Mikhail Grabovski: B-. After a career year last season, Grabovski got off to a slow start offensively and is out for at least two weeks with a leg injury. A big part of the problem for him this year has been his linemates’ early season funk, as they have too often been looking to give Grabovski the puck rather than generate their own chances to score. (That’s another way of saying he’s been the best of the bunch on what was the team’s struggling second line.)
Tim Connolly: B. Do you penalize a player for being injured? Connolly’s missed 12 games with various upper-body woes – which hasn’t done his oft-injured reputation any favours – but when he’s been in the lineup, he’s been what the Leafs needed up front. Connolly had his best outing of the season in Sunday’s loss in Carolina and should be able to break the 50-point mark and play a solid defensive game if he stays healthy the rest of the way. He’s also been a good mentor to Tyler Bozak.

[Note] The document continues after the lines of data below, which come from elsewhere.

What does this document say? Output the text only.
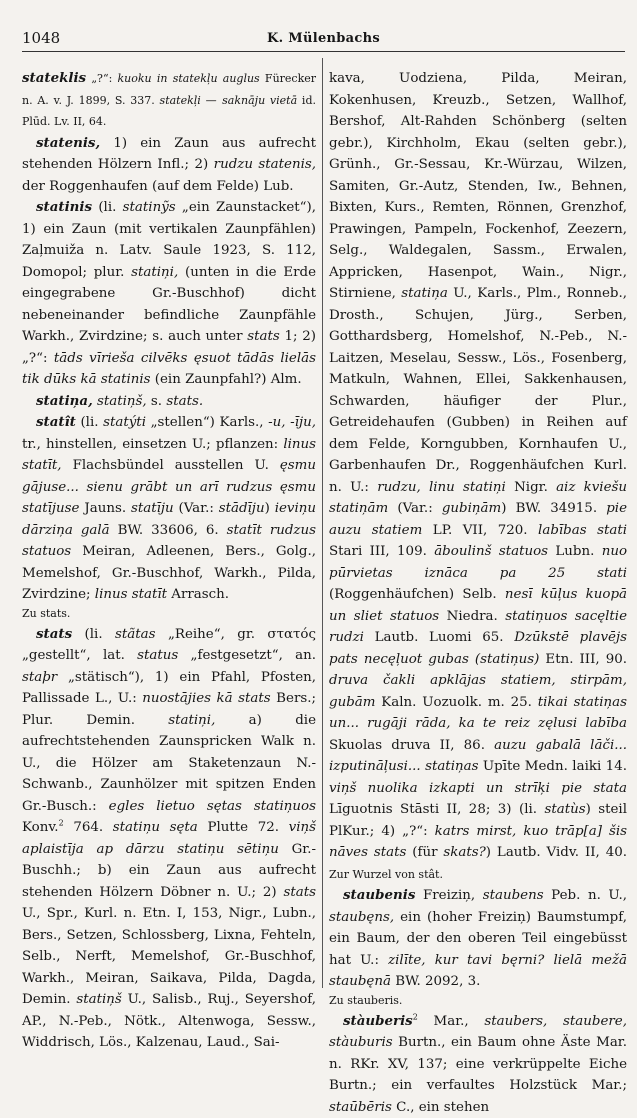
1048	K. Mülenbachs

stateklis „?“: kuoku in statekļu auglus Fürecker n. A. v. J. 1899, S. 337. statekļi — saknāju vietā id. Plūd. Lv. II, 64.

statenis, 1) ein Zaun aus aufrecht stehenden Hölzern Infl.; 2) rudzu statenis, der Roggenhaufen (auf dem Felde) Lub.

statinis (li. statinỹs „ein Zaunstacket“), 1) ein Zaun (mit vertikalen Zaunpfählen) Zaļmuiža n. Latv. Saule 1923, S. 112, Domopol; plur. statiņi, (unten in die Erde eingegrabene Gr.-Buschhof) dicht nebeneinander befindliche Zaunpfähle Warkh., Zvirdzine; s. auch unter stats 1; 2) „?“: tāds vīriešа cilvēks ęsuot tādās lielās tik dūks kā statinis (ein Zaunpfahl?) Alm.

statiņa, statiņš, s. stats.

statît (li. statýti „stellen“) Karls., -u, -īju, tr., hinstellen, einsetzen U.; pflanzen: linus statīt, Flachsbündel ausstellen U. ęsmu gājuse... sienu grābt un arī rudzus ęsmu statījuse Jauns. statīju (Var.: stādīju) ieviņu dārziņa galā BW. 33606, 6. statīt rudzus statuos Meiran, Adleenen, Bers., Golg., Memelshof, Gr.-Buschhof, Warkh., Pilda, Zvirdzine; linus statīt Arrasch.

Zu stats.

stats (li. stãtas „Reihe“, gr. στατός „gestellt“, lat. status „festgesetzt“, an. staþr „stätisch“), 1) ein Pfahl, Pfosten, Pallissade L., U.: nuostājies kā stats Bers.; Plur. Demin. statiņi, a) die aufrechtstehenden Zaunspricken Walk n. U., die Hölzer am Staketenzaun N.-Schwanb., Zaunhölzer mit spitzen Enden Gr.-Busch.: egles lietuo sętas statiņuos Konv.$^2$ 764. statiņu sęta Plutte 72. viņš aplaistīja ap dārzu statiņu sētiņu Gr.-Buschh.; b) ein Zaun aus aufrecht stehenden Hölzern Döbner n. U.; 2) stats U., Spr., Kurl. n. Etn. I, 153, Nigr., Lubn., Bers., Setzen, Schlossberg, Lixna, Fehteln, Selb., Nerft, Memelshof, Gr.-Buschhof, Warkh., Meiran, Saikava, Pilda, Dagda, Demin. statiņš U., Salisb., Ruj., Seyershof, AP., N.-Peb., Nötk., Altenwoga, Sessw., Widdrisch, Lös., Kalzenau, Laud., Sai-

kava, Uodziena, Pilda, Meiran, Kokenhusen, Kreuzb., Setzen, Wallhof, Bershof, Alt-Rahden Schönberg (selten gebr.), Kirchholm, Ekau (selten gebr.), Grünh., Gr.-Sessau, Kr.-Würzau, Wilzen, Samiten, Gr.-Autz, Stenden, Iw., Behnen, Bixten, Kurs., Remten, Rönnen, Grenzhof, Prawingen, Pampeln, Fockenhof, Zeezern, Selg., Waldegalen, Sassm., Erwalen, Appricken, Hasenpot, Wain., Nigr., Stirniene, statiņa U., Karls., Plm., Ronneb., Drosth., Schujen, Jürg., Serben, Gotthardsberg, Homelshof, N.-Peb., N.-Laitzen, Meselau, Sessw., Lös., Fosenberg, Matkuln, Wahnen, Ellei, Sakkenhausen, Schwarden, häufiger der Plur., Getreidehaufen (Gubben) in Reihen auf dem Felde, Korngubben, Kornhaufen U., Garbenhaufen Dr., Roggenhäufchen Kurl. n. U.: rudzu, linu statiņi Nigr. aiz kviešu statiņām (Var.: gubiņām) BW. 34915. pie auzu statiem LP. VII, 720. labības stati Stari III, 109. āboulinš statuos Lubn. nuo pūrvietas iznāca pa 25 stati (Roggenhäufchen) Selb. nesī kūļus kuopā un sliet statuos Niedra. statiņuos sacęltie rudzi Lautb. Luomi 65. Dzūkstē plavējs pats necęļuot gubas (statiņus) Etn. III, 90. druva čakli apklājas statiem, stirpām, gubām Kaln. Uozuolk. m. 25. tikai statiņas un... rugāji rāda, ka te reiz zęlusi labība Skuolas druva II, 86. auzu gabalā lāči... izputināļusi... statiņas Upīte Medn. laiki 14. viņš nuolika izkapti un strīķi pie stata Līguotnis Stāsti II, 28; 3) (li. statùs) steil PlKur.; 4) „?“: katrs mirst, kuo trāp[a] šis nāves stats (für skats?) Lautb. Vidv. II, 40. Zur Wurzel von stât.

staubenis Freiziņ, staubens Peb. n. U., staubęns, ein (hoher Freiziņ) Baumstumpf, ein Baum, der den oberen Teil eingebüsst hat U.: zilīte, kur tavi bęrni? lielā mežā staubęnā BW. 2092, 3.

Zu stauberis.

stàuberis$^2$ Mar., staubers, staubere, stàuburis Burtn., ein Baum ohne Äste Mar. n. RKr. XV, 137; eine verkrüppelte Eiche Burtn.; ein verfaultes Holzstück Mar.; staūbēris C., ein stehen
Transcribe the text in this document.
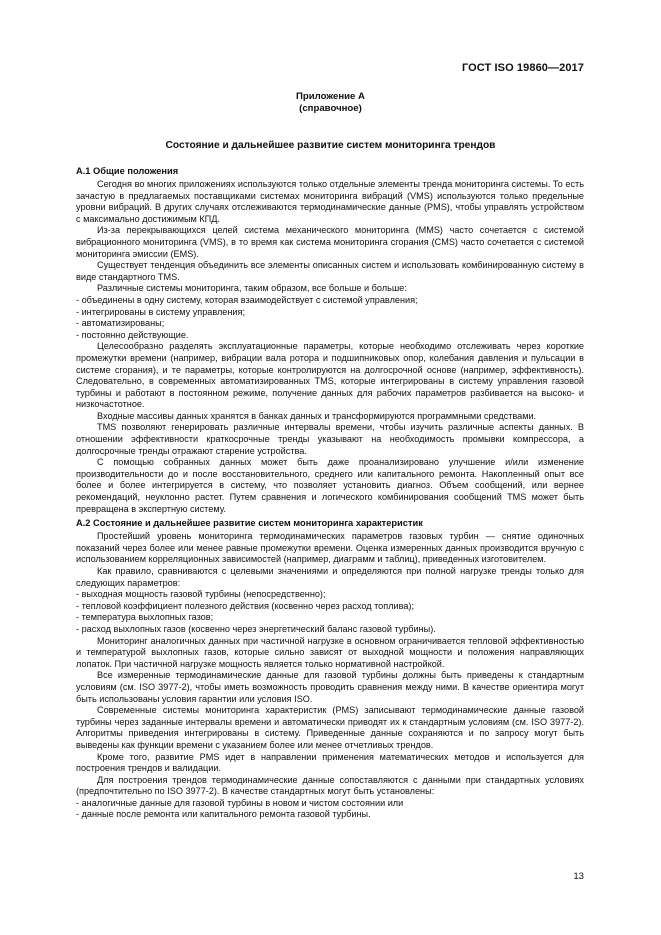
ГОСТ ISO 19860—2017
Приложение А
(справочное)
Состояние и дальнейшее развитие систем мониторинга трендов
А.1 Общие положения

Сегодня во многих приложениях используются только отдельные элементы тренда мониторинга системы. То есть зачастую в предлагаемых поставщиками системах мониторинга вибраций (VMS) используются только предельные уровни вибраций. В других случаях отслеживаются термодинамические данные (PMS), чтобы управлять устройством с максимально достижимым КПД.

Из-за перекрывающихся целей система механического мониторинга (MMS) часто сочетается с системой вибрационного мониторинга (VMS), в то время как система мониторинга сгорания (CMS) часто сочетается с системой мониторинга эмиссии (EMS).

Существует тенденция объединить все элементы описанных систем и использовать комбинированную систему в виде стандартного TMS.

Различные системы мониторинга, таким образом, все больше и больше:

- объединены в одну систему, которая взаимодействует с системой управления;
- интегрированы в систему управления;
- автоматизированы;
- постоянно действующие.

Целесообразно разделять эксплуатационные параметры, которые необходимо отслеживать через короткие промежутки времени (например, вибрации вала ротора и подшипниковых опор, колебания давления и пульсации в системе сгорания), и те параметры, которые контролируются на долгосрочной основе (например, эффективность). Следовательно, в современных автоматизированных TMS, которые интегрированы в систему управления газовой турбины и работают в постоянном режиме, получение данных для рабочих параметров разбивается на высоко- и низкочастотное.

Входные массивы данных хранятся в банках данных и трансформируются программными средствами.

TMS позволяют генерировать различные интервалы времени, чтобы изучить различные аспекты данных. В отношении эффективности краткосрочные тренды указывают на необходимость промывки компрессора, а долгосрочные тренды отражают старение устройства.

С помощью собранных данных может быть даже проанализировано улучшение и/или изменение производительности до и после восстановительного, среднего или капитального ремонта. Накопленный опыт все более и более интегрируется в систему, что позволяет установить диагноз. Объем сообщений, или вернее рекомендаций, неуклонно растет. Путем сравнения и логического комбинирования сообщений TMS может быть превращена в экспертную систему.

А.2 Состояние и дальнейшее развитие систем мониторинга характеристик

Простейший уровень мониторинга термодинамических параметров газовых турбин — снятие одиночных показаний через более или менее равные промежутки времени. Оценка измеренных данных производится вручную с использованием корреляционных зависимостей (например, диаграмм и таблиц), приведенных изготовителем.

Как правило, сравниваются с целевыми значениями и определяются при полной нагрузке тренды только для следующих параметров:

- выходная мощность газовой турбины (непосредственно);
- тепловой коэффициент полезного действия (косвенно через расход топлива);
- температура выхлопных газов;
- расход выхлопных газов (косвенно через энергетический баланс газовой турбины).

Мониторинг аналогичных данных при частичной нагрузке в основном ограничивается тепловой эффективностью и температурой выхлопных газов, которые сильно зависят от выходной мощности и положения направляющих лопаток. При частичной нагрузке мощность является только нормативной настройкой.

Все измеренные термодинамические данные для газовой турбины должны быть приведены к стандартным условиям (см. ISO 3977-2), чтобы иметь возможность проводить сравнения между ними. В качестве ориентира могут быть использованы условия гарантии или условия ISO.

Современные системы мониторинга характеристик (PMS) записывают термодинамические данные газовой турбины через заданные интервалы времени и автоматически приводят их к стандартным условиям (см. ISO 3977-2). Алгоритмы приведения интегрированы в систему. Приведенные данные сохраняются и по запросу могут быть выведены как функции времени с указанием более или менее отчетливых трендов.

Кроме того, развитие PMS идет в направлении применения математических методов и используется для построения трендов и валидации.

Для построения трендов термодинамические данные сопоставляются с данными при стандартных условиях (предпочтительно по ISO 3977-2). В качестве стандартных могут быть установлены:

- аналогичные данные для газовой турбины в новом и чистом состоянии или
- данные после ремонта или капитального ремонта газовой турбины.
13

Tyler Bozak: B-. Expected to fill far less of a role this season (and with a $1.6-million salary that says as much), Bozak has nonetheless been thrust into a key one with injuries to both Connolly and Grabovski in the early going. After labouring badly to fill a top-six spot last season (and posting a minus-29 rating), he has shown some growth in terms of strength and defensive awareness through 21 games. Toronto is still being out shot when he’s on the ice, however, and he will be a better fit on the third line when the Leafs are healthy.
Nikolai Kulemin: D-. A 30-goal man a year ago, Kulemin has had a disappearing act often in games early on this season and has just two goals in 21 games. More troublingly, he began the year with hardly any shots on goal, something he’s improved on in recent games. Coach Ron Wilson is no longer using him against other team’s top lines or much on the penalty kill and he’s down to under 16 minutes a game.